Most Grafana dashboards are bad. Too many panels, unclear queries, inconsistent color schemes, no clear purpose. Here are the principles I apply now.
Rule 1: Every dashboard has one question
Start by writing down: “What question does this dashboard answer?”
Good:
- “Is the order service healthy right now?”
- “How is the nightly ETL job progressing?”
- “What is the cost trend for our compute in the last 30 days?”
Bad:
- “Production metrics”
- “Database overview”
If you can’t state the question in one sentence, you don’t know what the dashboard is for.
Rule 2: The top row tells the story
Top panels should answer the main question at a glance. Error rate, latency p99, queue depth, whatever matters. Use stat panels with color thresholds.
Secondary details (breakdowns by endpoint, instance, etc.) go below.
Rule 3: Use consistent color semantics
- Green = healthy
- Yellow = warning
- Red = broken
- Blue = neutral / informational
Don’t use red for “request rate” just because it looks nice. Colors communicate meaning.
Rule 4: Label everything
Every panel needs:
- Clear title (not “Requests” — “HTTP 5xx per second, all regions”)
- Axis units (%, B/s, req/s)
- Legend with meaningful names (template variables help)
Without labels, dashboards are useless in 6 months when you return to them.
Rule 5: Link to runbooks
Each critical panel should have a link to a runbook:
[panel description](https://runbooks.example.com/service-x/5xx)
When oncall gets paged at 3am and opens Grafana, they should be one click away from “what to do”.

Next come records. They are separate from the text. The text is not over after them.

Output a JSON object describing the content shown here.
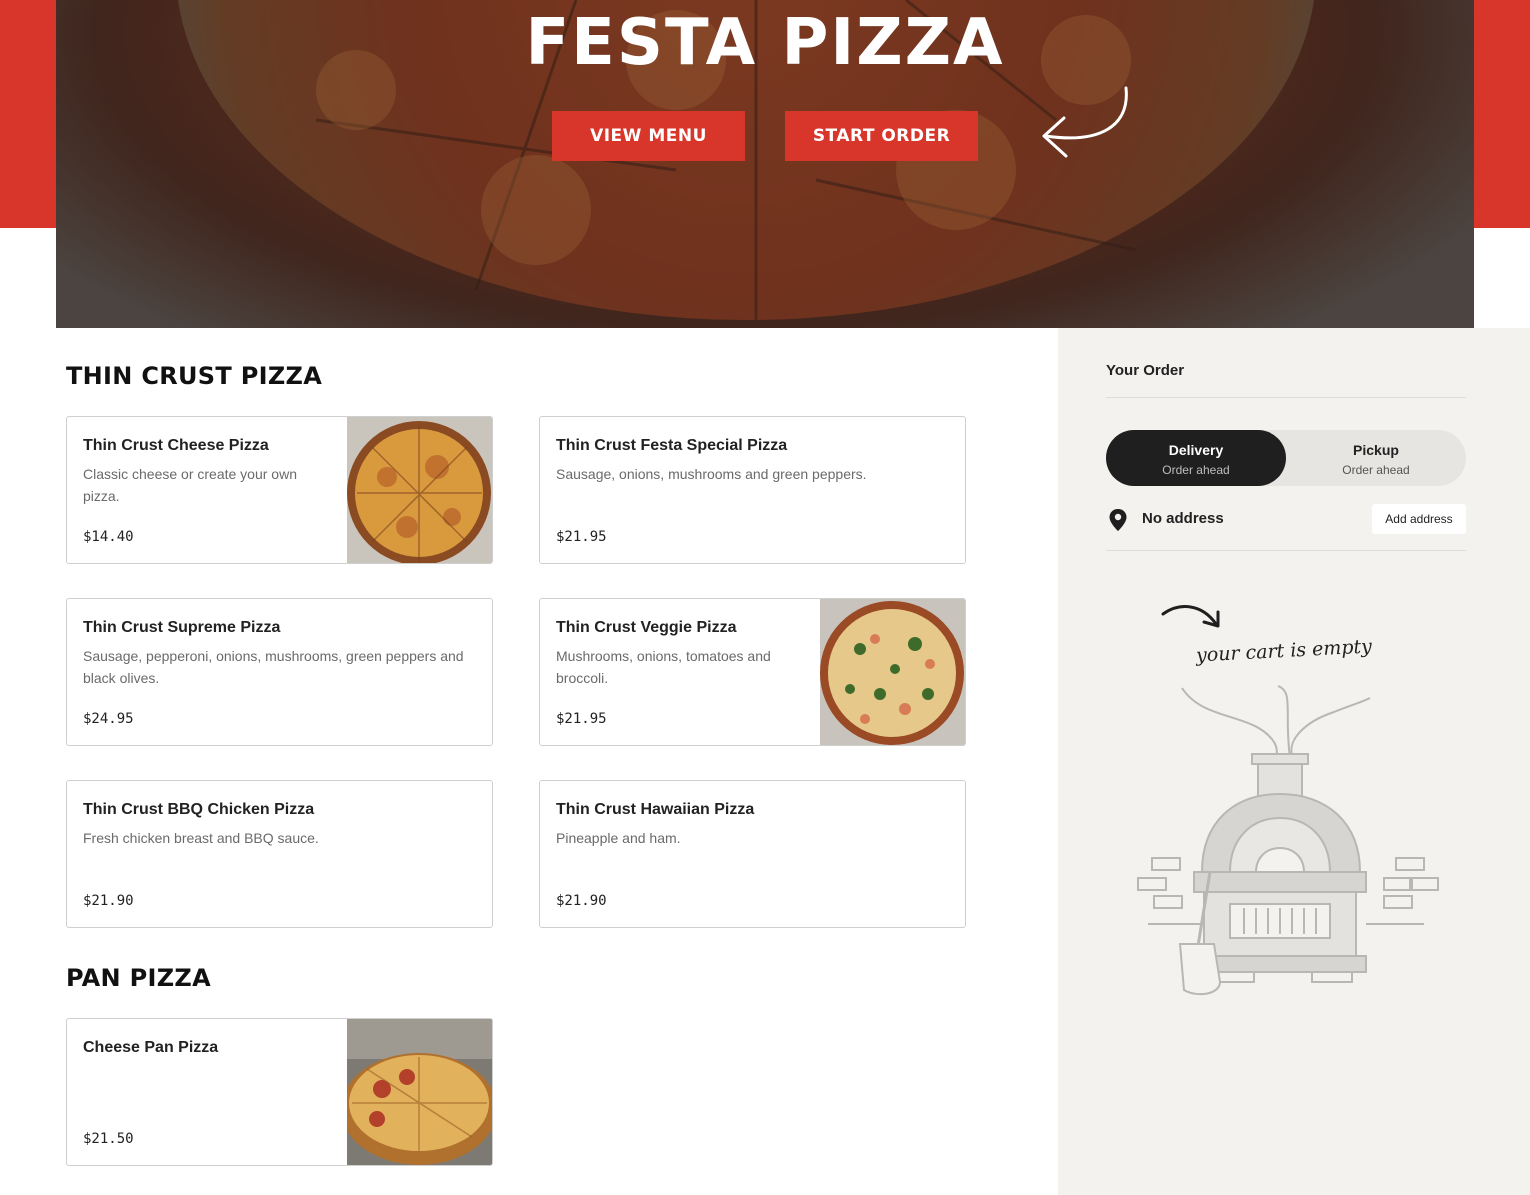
{
  "hero": {
    "title": "FESTA PIZZA",
    "view_menu_label": "VIEW MENU",
    "start_order_label": "START ORDER"
  },
  "sections": [
    {
      "title": "THIN CRUST PIZZA",
      "items": [
        {
          "name": "Thin Crust Cheese Pizza",
          "desc": "Classic cheese or create your own pizza.",
          "price": "$14.40",
          "image": "cheese-pizza-photo"
        },
        {
          "name": "Thin Crust Festa Special Pizza",
          "desc": "Sausage, onions, mushrooms and green peppers.",
          "price": "$21.95"
        },
        {
          "name": "Thin Crust Supreme Pizza",
          "desc": "Sausage, pepperoni, onions, mushrooms, green peppers and black olives.",
          "price": "$24.95"
        },
        {
          "name": "Thin Crust Veggie Pizza",
          "desc": "Mushrooms, onions, tomatoes and broccoli.",
          "price": "$21.95",
          "image": "veggie-pizza-photo"
        },
        {
          "name": "Thin Crust BBQ Chicken Pizza",
          "desc": "Fresh chicken breast and BBQ sauce.",
          "price": "$21.90"
        },
        {
          "name": "Thin Crust Hawaiian Pizza",
          "desc": "Pineapple and ham.",
          "price": "$21.90"
        }
      ]
    },
    {
      "title": "PAN PIZZA",
      "items": [
        {
          "name": "Cheese Pan Pizza",
          "desc": "",
          "price": "$21.50",
          "image": "pan-pizza-photo"
        }
      ]
    }
  ],
  "order": {
    "title": "Your Order",
    "delivery_label": "Delivery",
    "delivery_sub": "Order ahead",
    "pickup_label": "Pickup",
    "pickup_sub": "Order ahead",
    "selected_mode": "Delivery",
    "address_text": "No address",
    "add_address_label": "Add address",
    "empty_text": "your cart is empty"
  },
  "colors": {
    "brand_red": "#d8362a",
    "sidebar_bg": "#f3f2ef",
    "toggle_active": "#1f1f1f"
  },
  "icons": [
    "arrow-doodle-icon",
    "location-pin-icon",
    "pizza-oven-illustration"
  ]
}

Anti-patterns I see constantly
Graph walls: 30 panels on one page. Nobody reads all of them. Split into focused dashboards.
Last-data-point queries: Using
last_over_time()everywhere makes dashboards show stale data without warning. Use rate() and sum() with short intervals.Hardcoded service names: Use template variables so one dashboard serves all your services.

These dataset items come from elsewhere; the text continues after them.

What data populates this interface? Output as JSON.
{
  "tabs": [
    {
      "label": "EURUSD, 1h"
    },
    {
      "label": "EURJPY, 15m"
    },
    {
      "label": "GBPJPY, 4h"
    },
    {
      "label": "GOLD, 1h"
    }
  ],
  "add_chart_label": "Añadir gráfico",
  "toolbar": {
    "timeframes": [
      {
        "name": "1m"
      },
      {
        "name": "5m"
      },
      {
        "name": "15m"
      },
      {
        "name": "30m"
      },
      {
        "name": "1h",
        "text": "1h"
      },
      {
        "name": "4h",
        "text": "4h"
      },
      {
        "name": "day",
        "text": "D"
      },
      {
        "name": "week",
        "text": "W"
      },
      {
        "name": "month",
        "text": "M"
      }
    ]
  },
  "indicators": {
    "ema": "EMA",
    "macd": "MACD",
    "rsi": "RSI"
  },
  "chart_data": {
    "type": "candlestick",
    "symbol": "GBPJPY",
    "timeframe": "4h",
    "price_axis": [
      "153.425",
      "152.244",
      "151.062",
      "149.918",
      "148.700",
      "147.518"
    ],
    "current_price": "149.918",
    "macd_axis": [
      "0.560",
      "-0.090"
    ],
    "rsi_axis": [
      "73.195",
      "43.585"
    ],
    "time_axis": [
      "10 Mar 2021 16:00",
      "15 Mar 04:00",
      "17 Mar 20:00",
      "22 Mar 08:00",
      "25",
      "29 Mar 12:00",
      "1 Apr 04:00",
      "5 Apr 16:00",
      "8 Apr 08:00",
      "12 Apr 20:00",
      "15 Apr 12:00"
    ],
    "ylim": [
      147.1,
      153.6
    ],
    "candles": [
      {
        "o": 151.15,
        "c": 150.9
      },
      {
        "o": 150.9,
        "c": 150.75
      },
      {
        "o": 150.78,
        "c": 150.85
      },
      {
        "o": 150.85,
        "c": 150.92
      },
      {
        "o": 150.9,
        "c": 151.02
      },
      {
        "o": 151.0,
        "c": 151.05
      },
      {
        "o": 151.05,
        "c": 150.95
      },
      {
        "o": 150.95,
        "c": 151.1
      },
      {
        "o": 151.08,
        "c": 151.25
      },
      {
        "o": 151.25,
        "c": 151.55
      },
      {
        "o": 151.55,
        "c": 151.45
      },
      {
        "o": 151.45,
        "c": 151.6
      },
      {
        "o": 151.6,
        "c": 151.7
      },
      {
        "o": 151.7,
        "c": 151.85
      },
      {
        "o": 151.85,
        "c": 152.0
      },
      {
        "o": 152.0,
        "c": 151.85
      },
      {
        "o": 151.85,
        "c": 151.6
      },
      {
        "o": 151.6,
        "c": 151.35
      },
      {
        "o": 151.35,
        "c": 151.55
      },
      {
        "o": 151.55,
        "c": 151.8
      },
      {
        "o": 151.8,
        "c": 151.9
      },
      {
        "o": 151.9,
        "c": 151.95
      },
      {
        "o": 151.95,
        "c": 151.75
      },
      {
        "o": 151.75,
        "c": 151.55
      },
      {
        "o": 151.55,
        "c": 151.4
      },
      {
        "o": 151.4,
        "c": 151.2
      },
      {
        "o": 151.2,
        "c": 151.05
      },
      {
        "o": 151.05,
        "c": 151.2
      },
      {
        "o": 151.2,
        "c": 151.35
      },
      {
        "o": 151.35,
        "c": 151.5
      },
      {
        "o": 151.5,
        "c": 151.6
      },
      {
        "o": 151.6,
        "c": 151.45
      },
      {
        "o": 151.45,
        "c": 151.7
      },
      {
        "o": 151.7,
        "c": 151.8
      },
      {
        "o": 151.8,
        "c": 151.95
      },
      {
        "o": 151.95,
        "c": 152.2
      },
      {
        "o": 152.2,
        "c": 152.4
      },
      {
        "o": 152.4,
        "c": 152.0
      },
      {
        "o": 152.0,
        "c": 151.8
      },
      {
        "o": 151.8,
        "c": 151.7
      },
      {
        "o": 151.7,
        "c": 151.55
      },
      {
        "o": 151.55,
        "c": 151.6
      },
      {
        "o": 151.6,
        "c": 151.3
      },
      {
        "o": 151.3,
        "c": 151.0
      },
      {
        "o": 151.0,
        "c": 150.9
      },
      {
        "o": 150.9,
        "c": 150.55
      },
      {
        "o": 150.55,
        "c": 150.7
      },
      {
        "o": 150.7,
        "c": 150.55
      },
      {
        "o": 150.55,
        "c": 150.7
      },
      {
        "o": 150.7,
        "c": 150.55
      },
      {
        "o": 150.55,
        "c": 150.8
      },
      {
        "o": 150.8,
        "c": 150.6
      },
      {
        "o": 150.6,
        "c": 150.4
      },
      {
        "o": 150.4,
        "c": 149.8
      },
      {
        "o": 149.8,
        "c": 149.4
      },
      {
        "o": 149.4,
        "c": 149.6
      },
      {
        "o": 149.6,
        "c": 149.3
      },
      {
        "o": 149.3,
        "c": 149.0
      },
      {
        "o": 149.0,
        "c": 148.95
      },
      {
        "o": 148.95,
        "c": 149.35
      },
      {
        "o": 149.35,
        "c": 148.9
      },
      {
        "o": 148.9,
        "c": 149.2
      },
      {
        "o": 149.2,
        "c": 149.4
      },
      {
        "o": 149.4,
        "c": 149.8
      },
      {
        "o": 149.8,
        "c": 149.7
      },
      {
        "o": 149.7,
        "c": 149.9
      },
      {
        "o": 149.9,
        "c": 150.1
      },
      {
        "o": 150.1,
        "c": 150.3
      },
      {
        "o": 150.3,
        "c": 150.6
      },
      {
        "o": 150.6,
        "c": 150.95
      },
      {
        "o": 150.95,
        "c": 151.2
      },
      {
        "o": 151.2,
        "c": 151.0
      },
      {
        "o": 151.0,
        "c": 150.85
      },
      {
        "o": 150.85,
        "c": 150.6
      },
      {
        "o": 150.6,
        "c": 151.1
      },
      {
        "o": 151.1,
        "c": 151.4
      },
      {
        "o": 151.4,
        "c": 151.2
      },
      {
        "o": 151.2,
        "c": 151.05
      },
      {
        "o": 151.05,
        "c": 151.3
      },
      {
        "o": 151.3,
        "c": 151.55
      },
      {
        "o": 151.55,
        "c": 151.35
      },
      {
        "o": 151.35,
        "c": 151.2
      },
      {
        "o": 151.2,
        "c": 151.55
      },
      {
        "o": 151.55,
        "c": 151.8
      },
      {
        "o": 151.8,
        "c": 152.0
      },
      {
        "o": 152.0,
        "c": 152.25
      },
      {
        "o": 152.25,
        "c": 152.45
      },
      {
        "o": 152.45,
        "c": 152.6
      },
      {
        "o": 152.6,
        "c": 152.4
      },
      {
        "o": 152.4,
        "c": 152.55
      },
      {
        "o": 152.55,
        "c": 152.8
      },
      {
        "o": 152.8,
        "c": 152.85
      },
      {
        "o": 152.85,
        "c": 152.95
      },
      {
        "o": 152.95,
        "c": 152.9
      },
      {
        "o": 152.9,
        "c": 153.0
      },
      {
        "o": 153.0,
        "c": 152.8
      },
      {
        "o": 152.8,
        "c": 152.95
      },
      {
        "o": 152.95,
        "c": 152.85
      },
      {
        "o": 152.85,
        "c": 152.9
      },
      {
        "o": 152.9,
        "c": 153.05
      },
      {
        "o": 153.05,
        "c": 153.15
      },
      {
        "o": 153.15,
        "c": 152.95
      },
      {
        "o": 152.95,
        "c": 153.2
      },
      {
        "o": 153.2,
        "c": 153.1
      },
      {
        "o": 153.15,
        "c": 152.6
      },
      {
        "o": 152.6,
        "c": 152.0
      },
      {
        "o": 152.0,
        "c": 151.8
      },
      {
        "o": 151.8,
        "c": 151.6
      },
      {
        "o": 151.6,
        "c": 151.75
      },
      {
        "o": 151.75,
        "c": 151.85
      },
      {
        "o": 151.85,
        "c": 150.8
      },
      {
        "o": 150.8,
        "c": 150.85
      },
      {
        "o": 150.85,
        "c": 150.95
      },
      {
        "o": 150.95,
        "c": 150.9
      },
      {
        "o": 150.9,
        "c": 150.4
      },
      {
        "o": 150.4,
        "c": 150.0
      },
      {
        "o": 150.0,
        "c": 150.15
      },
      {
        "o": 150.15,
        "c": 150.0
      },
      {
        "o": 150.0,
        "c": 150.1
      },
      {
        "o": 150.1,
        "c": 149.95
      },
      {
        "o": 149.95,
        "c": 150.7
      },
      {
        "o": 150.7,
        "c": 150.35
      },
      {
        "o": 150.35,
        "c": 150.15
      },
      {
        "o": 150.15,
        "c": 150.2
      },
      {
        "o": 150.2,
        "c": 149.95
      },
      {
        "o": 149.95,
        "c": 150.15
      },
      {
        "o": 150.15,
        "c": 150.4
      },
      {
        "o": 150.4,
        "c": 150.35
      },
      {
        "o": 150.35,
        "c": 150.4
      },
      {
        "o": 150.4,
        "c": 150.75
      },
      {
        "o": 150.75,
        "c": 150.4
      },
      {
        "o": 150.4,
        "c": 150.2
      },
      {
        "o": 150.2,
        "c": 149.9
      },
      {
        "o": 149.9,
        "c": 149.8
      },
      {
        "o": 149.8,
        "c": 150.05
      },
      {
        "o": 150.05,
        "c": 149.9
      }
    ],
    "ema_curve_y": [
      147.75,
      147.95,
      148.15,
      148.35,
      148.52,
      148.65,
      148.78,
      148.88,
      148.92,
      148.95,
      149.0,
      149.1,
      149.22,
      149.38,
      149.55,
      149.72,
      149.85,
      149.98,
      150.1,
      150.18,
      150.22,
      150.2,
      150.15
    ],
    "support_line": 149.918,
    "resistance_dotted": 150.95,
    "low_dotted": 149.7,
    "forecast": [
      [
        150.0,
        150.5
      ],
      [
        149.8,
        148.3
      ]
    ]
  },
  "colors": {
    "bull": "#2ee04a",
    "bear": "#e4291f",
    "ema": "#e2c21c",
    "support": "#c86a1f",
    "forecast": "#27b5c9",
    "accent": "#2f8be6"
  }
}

Bad time ranges: Default to “last 1 hour” for operational dashboards. “Last 24h” for trend dashboards. Never default to fixed dates.
Percentiles from counter queries: If you’re computing p99 from rate of requests, you’re wrong. Use histogram_quantile on native histograms.
Grafana-as-code
Store dashboards in git as JSON. Use Jsonnet/libsonnet or Terraform for generation. Manual dashboard edits drift and never get reviewed.
resource "grafana_dashboard" "order_service" {
config_json = file("${path.module}/dashboards/order-service.json")
}
The 80/20 tool
For most teams, the Method dashboard pattern is a solid default:
- USE (Utilization/Saturation/Errors) for infrastructure
- RED (Rate/Errors/Duration) for services
- FourGoldenSignals: add Latency
Pick one framework and apply consistently. Custom dashboards should have clear reason to exist.